Arnaud de Borchgrave, a veteran foreign correspondent who coauthored a bestselling novel about Soviet influence on the American media, yesterday was named editor in chief of The Washington Times.

The dapper and perpetually tanned de Borchgrave takes over editorial control from Smith Hempstone, who was editor in chief for less than a year. Hempstone said he was in Madrid, on a tour of the newspaper's foreign bureaus, when a Times lawyer told him Monday he was being demoted to associate editor of the paper.

"They got the script wrong," said Hempstone, who took over last July when James Whelan was ousted as editor and publisher of the Times. "Usually when there's a coup, I win." Hempstone will continue to write a twice-weekly column.

Managing editor Woody West becomes executive editor, a post that has been vacant since Hempstone became editor in chief last year. Deputy managing editor Wesley Pruden becomes managing editor.

De Borchgrave, who in his 25 years at Newsweek became known as one of the world's most flamboyant and controversial correspondents, was already a member of the Times' editorial advisory board.

"At Newsweek, I specialized in major exclusives and scoops and exclusive interviews with world leaders," he said in a telephone interview yesterday. He added that he sees a "vacuum" for that kind of reporting in general, citing what he called the failure of the "liberal media" to cover such stories as Cuban government involvement in drug smuggling.

"Everywhere I go in this country there is a thirst for an alternative voice," he said.

However, he said he will not focus exclusively on strengthening the foreign coverage.

"We're a Washington paper," he said. "I plan to get involved at every level."

De Borchgrave said he was first approached about three weeks ago by Col. Bo Hi Pak, president of News World Communications Inc., an affiliate of the Rev. Sun Myung Moon's Unification Church, which owns the Times. He said Pak offered him the job of publisher, which he refused. Last weekend, he said, Pak offered the job of editor in chief, which de Borchgrave accepted.

De Borchgrave, who was fired from Newsweek in 1980 after an editorial dispute, was described as a "legend" in the Times' official announcement. Pak said in a release that de Borchgrave "knows the world intimately and has repeatedly broken new journalistic ground in his distinguished career."

Since leaving Newsweek, which is owned by The Washington Post Co., de Borchgrave has helped operate a newsletter called Early Warning, which he said is read by 23 heads of state and 16 directors of national intelligence agencies. He is also a senior associate at the Georgetown University Center for Strategic and International Studies.

But de Borchgrave acknowledged that he missed the impact of his Newsweek stories. "Every day of my life I've been in touch with major stories, and I'd be somewhat upset that I didn't have an outlet," he said.
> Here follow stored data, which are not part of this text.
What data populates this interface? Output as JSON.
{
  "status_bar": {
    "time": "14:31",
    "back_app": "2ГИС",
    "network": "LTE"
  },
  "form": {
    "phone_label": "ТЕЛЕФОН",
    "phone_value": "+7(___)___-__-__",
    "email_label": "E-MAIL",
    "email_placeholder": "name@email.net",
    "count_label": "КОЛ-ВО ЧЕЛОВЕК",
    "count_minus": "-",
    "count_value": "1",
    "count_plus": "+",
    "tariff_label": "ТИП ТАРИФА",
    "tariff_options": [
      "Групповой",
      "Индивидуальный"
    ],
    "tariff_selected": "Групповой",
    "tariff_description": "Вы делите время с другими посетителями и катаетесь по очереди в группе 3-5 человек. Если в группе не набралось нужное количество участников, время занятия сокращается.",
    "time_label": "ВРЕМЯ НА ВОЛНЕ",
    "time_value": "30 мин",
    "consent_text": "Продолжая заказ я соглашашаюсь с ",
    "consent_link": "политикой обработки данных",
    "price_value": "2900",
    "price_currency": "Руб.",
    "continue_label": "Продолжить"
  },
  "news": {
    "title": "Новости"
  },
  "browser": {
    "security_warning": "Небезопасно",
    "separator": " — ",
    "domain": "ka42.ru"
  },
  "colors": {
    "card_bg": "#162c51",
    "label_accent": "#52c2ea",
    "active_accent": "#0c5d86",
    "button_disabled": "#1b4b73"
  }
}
The naming of de Borchgrave as editor in chief was met with applause from a number of conservatives who view the 58-year-old coauthor (with Robert Moss) of "The Spike" as a hardliner against communism and communist influence in the world.

Howard Phillips, director of the Conservative Caucus, said conservatives are "thrilled" by the move.

"If I were [Secretary of State] George Shultz, I would start biting my fingernails. He will no longer have a free ride in terms of his policy of unilateral deterrence, vis-a -vis the Soviet Union," Phillips said.

Some journalists who had worked with de Borchgrave or competed against him had a less sanguine view of how he would guide the paper.

Lars-Erik Nelson, Washington bureau chief of the New York Daily News and a former Newsweek colleague, said of de Borchgrave: "He's a very talented and courageous guy, but he seems to me to have gotten hung up on a philosophy that the KGB has become a dominant influence in American journalism through disinformation or suppression of vast numbers of stories about a communist plot."

The hiring of de Borchgrave comes at a crucial time for the three-year-old Times, which has gained influence among conservatives and is widely read by officials in the Reagan administration.

However, despite the more than $150 million that has been poured into the paper by Moon's church, it has failed to make significant circulation gains and is largely bereft of major advertising. Last year, after the paper launched a national edition, officials said it had an unaudited circulation of 95,000, with 65,000 in the Washington area.

Times officials yesterday declined to provide more current circulation figures, saying the results of an official circulation audit will be released in a few weeks.

"I don't want to be in a position of giving out figures that are confusing," said Phil Evans, the deputy general manager.

Last year's editorial upheaval brought charges of church intervention in the news operation. Whelan said last July that Pak had violated his promise of independence and that the Times had become what he called a "Moonie paper."

De Borchgrave said yesterday that he had been given a guarantee of "total independence . . . The Unification Church does not control the editorial product," he said.